Entrevue avec Michel Drucker (Québec)


Jeudi 16 décembre 2004

Le 16 décembre 2004, Michel Drucker s'est rendu à Montréal, chez Céline Dion, pour célébrer ses 40 ans de carrière ainsi que leur 20 ans d'amitié.

Michel Drucker:
Noël 1964, j'ai 22 ans… Je hante, depuis déjà plusieurs mois, les studios de la mythique rue Cognacq-Jay, disponible 24 heures sur 24, proposant mes services aux monstres sacrés de l'époque que sont Léon Zitrone, Roger Couderc, Robert Chapatte, Georges de Caunes… Distribuant le courrier des uns, portant le café des autres, découpant les dépêches d'agences la nuit, à l'affût de la moindre opportunité pour me faire connaître… C'était il y a quarante ans jour pour jour. Quatre décennies durant lesquelles j'ai souvent repensé au gamin que j'étais.

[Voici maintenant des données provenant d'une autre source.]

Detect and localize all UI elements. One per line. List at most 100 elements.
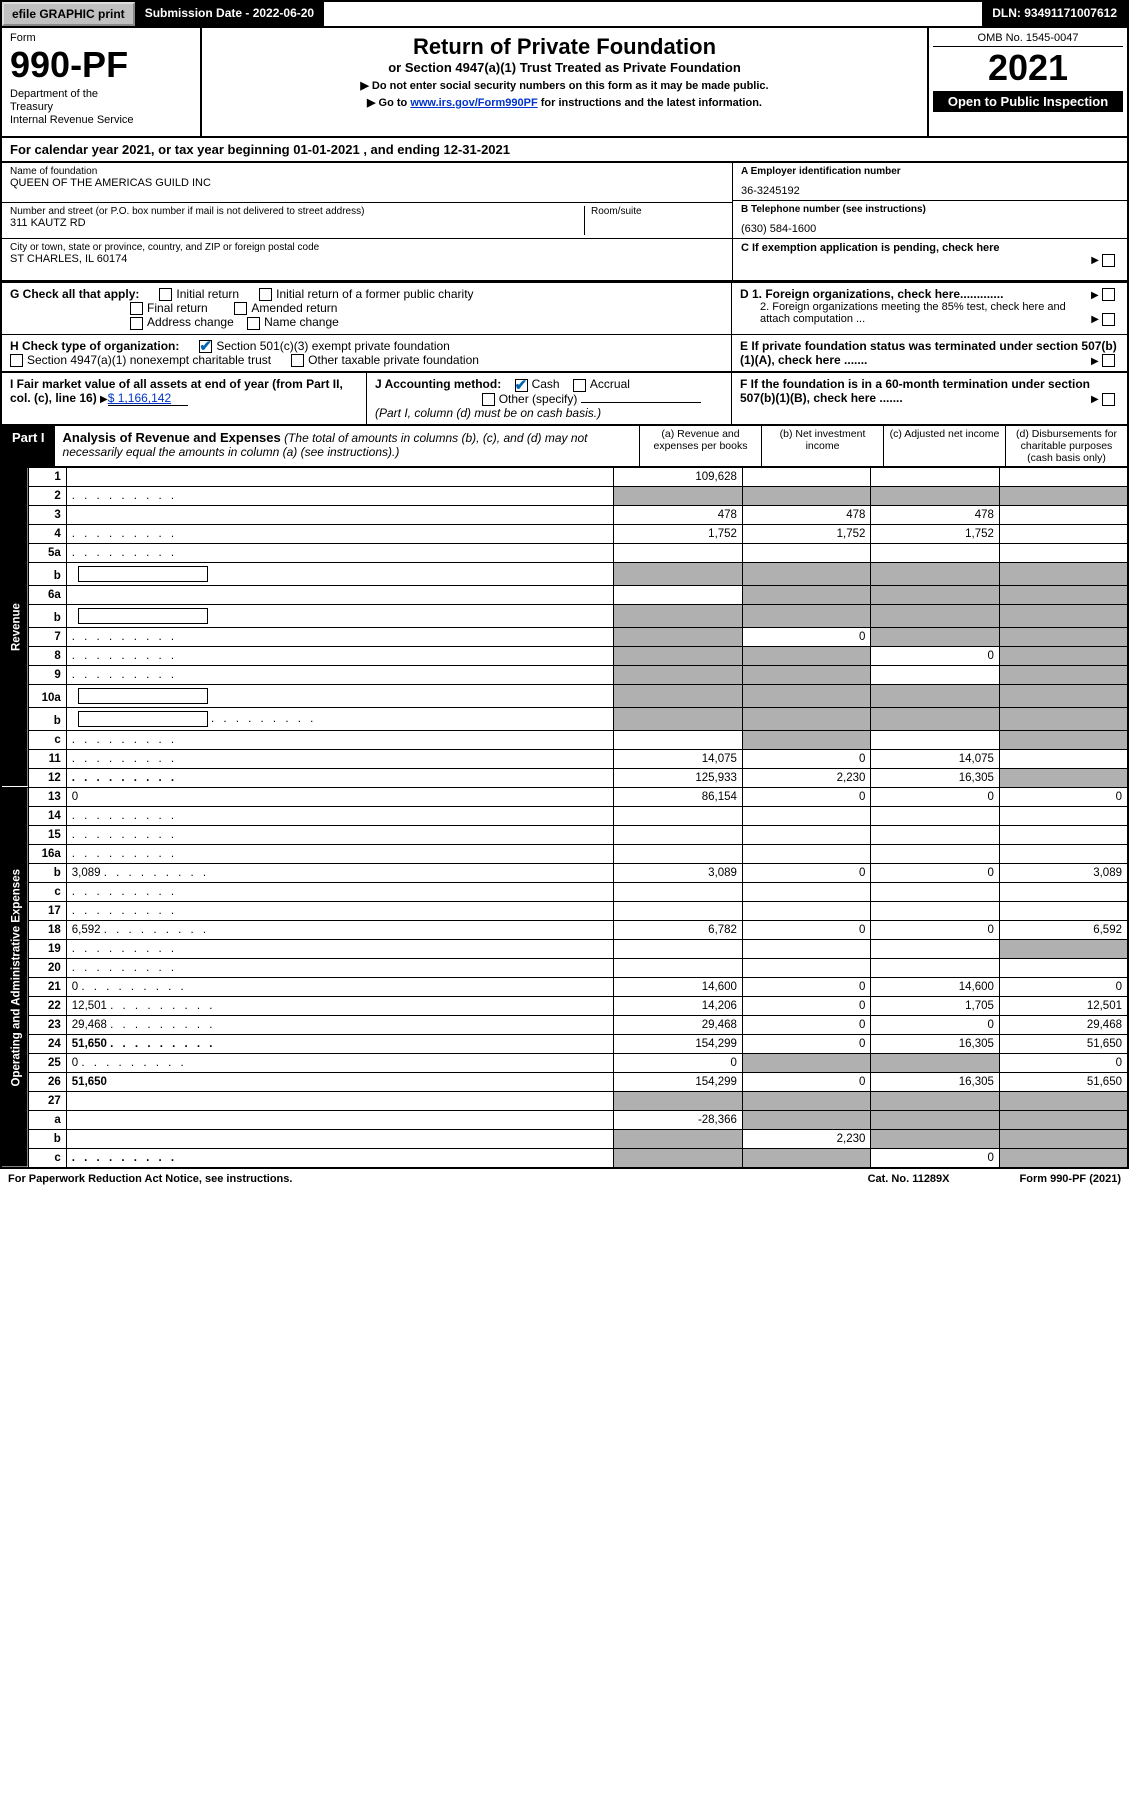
cell-b: 0 bbox=[742, 1034, 870, 1053]
inline-input[interactable] bbox=[78, 711, 208, 727]
g-address-change-checkbox[interactable] bbox=[130, 317, 143, 330]
g-name-change-checkbox[interactable] bbox=[247, 317, 260, 330]
cell-c: 0 bbox=[871, 863, 999, 882]
cell-d bbox=[999, 646, 1128, 665]
form-number: 990-PF bbox=[10, 44, 192, 86]
paperwork-notice: For Paperwork Reduction Act Notice, see … bbox=[8, 1173, 292, 1185]
cell-a bbox=[614, 958, 742, 977]
cell-c: 1,705 bbox=[871, 996, 999, 1015]
foundation-name-cell: Name of foundation QUEEN OF THE AMERICAS… bbox=[2, 163, 732, 203]
line-number: c bbox=[28, 1148, 66, 1168]
cell-d bbox=[999, 684, 1128, 707]
arrow-icon bbox=[1091, 313, 1099, 325]
h-501c3-checkbox[interactable] bbox=[199, 340, 212, 353]
expenses-side-label: Operating and Administrative Expenses bbox=[1, 787, 28, 1168]
cell-c: 0 bbox=[871, 1148, 999, 1168]
cell-b bbox=[742, 604, 870, 627]
cell-d: 0 bbox=[999, 977, 1128, 996]
cell-a bbox=[614, 901, 742, 920]
h-other-taxable-checkbox[interactable] bbox=[291, 354, 304, 367]
line-number: 10a bbox=[28, 684, 66, 707]
cell-d bbox=[999, 486, 1128, 505]
cell-d: 12,501 bbox=[999, 996, 1128, 1015]
cell-d bbox=[999, 467, 1128, 486]
f-checkbox[interactable] bbox=[1102, 393, 1115, 406]
line-description: . . . . . . . . . bbox=[66, 646, 614, 665]
table-row: 2451,650 . . . . . . . . .154,299016,305… bbox=[1, 1034, 1128, 1053]
line-number: b bbox=[28, 863, 66, 882]
cell-b: 0 bbox=[742, 977, 870, 996]
table-row: 2212,501 . . . . . . . . .14,20601,70512… bbox=[1, 996, 1128, 1015]
part1-table: Revenue1109,6282 . . . . . . . . .347847… bbox=[0, 467, 1129, 1169]
g-initial-return-checkbox[interactable] bbox=[159, 288, 172, 301]
g-initial-former-checkbox[interactable] bbox=[259, 288, 272, 301]
address-cell: Number and street (or P.O. box number if… bbox=[2, 203, 732, 239]
table-row: c . . . . . . . . . bbox=[1, 882, 1128, 901]
inline-input[interactable] bbox=[78, 688, 208, 704]
col-d-header: (d) Disbursements for charitable purpose… bbox=[1005, 426, 1127, 466]
inline-input[interactable] bbox=[78, 608, 208, 624]
e-checkbox[interactable] bbox=[1102, 354, 1115, 367]
cell-d bbox=[999, 627, 1128, 646]
cell-c bbox=[871, 627, 999, 646]
d2-checkbox[interactable] bbox=[1102, 313, 1115, 326]
cell-b bbox=[742, 1110, 870, 1129]
cell-a bbox=[614, 665, 742, 684]
c-checkbox[interactable] bbox=[1102, 254, 1115, 267]
ein-cell: A Employer identification number 36-3245… bbox=[733, 163, 1127, 201]
line-number: 6a bbox=[28, 585, 66, 604]
cell-b: 0 bbox=[742, 749, 870, 768]
cell-a bbox=[614, 825, 742, 844]
inline-input[interactable] bbox=[78, 566, 208, 582]
line-description: . . . . . . . . . bbox=[66, 768, 614, 787]
cell-c: 0 bbox=[871, 1015, 999, 1034]
form-link[interactable]: www.irs.gov/Form990PF bbox=[410, 97, 537, 109]
efile-print-button[interactable]: efile GRAPHIC print bbox=[2, 2, 135, 26]
line-description bbox=[66, 1129, 614, 1148]
cell-c bbox=[871, 825, 999, 844]
cell-c bbox=[871, 562, 999, 585]
cell-c: 16,305 bbox=[871, 1034, 999, 1053]
cell-d bbox=[999, 665, 1128, 684]
cell-b bbox=[742, 646, 870, 665]
line-description: . . . . . . . . . bbox=[66, 749, 614, 768]
line-number: 13 bbox=[28, 787, 66, 806]
g-amended-checkbox[interactable] bbox=[234, 302, 247, 315]
j-accrual-checkbox[interactable] bbox=[573, 379, 586, 392]
cell-d bbox=[999, 730, 1128, 749]
line-description: . . . . . . . . . bbox=[66, 486, 614, 505]
j-cash-checkbox[interactable] bbox=[515, 379, 528, 392]
i-section: I Fair market value of all assets at end… bbox=[2, 373, 367, 424]
cell-b: 0 bbox=[742, 627, 870, 646]
line-number: 1 bbox=[28, 467, 66, 486]
fmv-value[interactable]: $ 1,166,142 bbox=[108, 391, 188, 406]
cell-a bbox=[614, 806, 742, 825]
table-row: b . . . . . . . . . bbox=[1, 707, 1128, 730]
line-description: . . . . . . . . . bbox=[66, 939, 614, 958]
cell-b bbox=[742, 665, 870, 684]
directive-1: ▶ Do not enter social security numbers o… bbox=[208, 79, 921, 92]
cell-a bbox=[614, 543, 742, 562]
d-section: D 1. Foreign organizations, check here..… bbox=[732, 283, 1127, 334]
line-description: 29,468 . . . . . . . . . bbox=[66, 1015, 614, 1034]
d1-checkbox[interactable] bbox=[1102, 288, 1115, 301]
table-row: 12 . . . . . . . . .125,9332,23016,305 bbox=[1, 768, 1128, 787]
cell-b bbox=[742, 844, 870, 863]
cell-d bbox=[999, 562, 1128, 585]
j-other-checkbox[interactable] bbox=[482, 393, 495, 406]
line-description: 3,089 . . . . . . . . . bbox=[66, 863, 614, 882]
cell-c bbox=[871, 486, 999, 505]
cell-d: 6,592 bbox=[999, 920, 1128, 939]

Tétanisé devant les caméras dans la France des années 60, qui ne comptait que quatre millions et demi de postes de télévision, et soucieux déjà de m'inscrire dans la durée.

Décembre 2004, je suis dans l'avion qui m'amène à Montréal… J'ai rendez-vous avec l'artiste dont la rencontre restera comme l'un des souvenirs les plus marquants de ces quarante années. C'était en janvier 1984 : déjà étonné d'être encore là après vingt ans de télévision, je présentai une adolescente de 15 ans venue du Québec, où elle avait déjà connu quelques succès prometteurs. Vingt ans se sont donc écoulés depuis sa première apparition dans mon émission « Champs-Elysées », devant plusieurs millions de téléspectateurs émus par sa voix déjà exceptionnelle et sa timidité de jeune fille mal dans sa peau…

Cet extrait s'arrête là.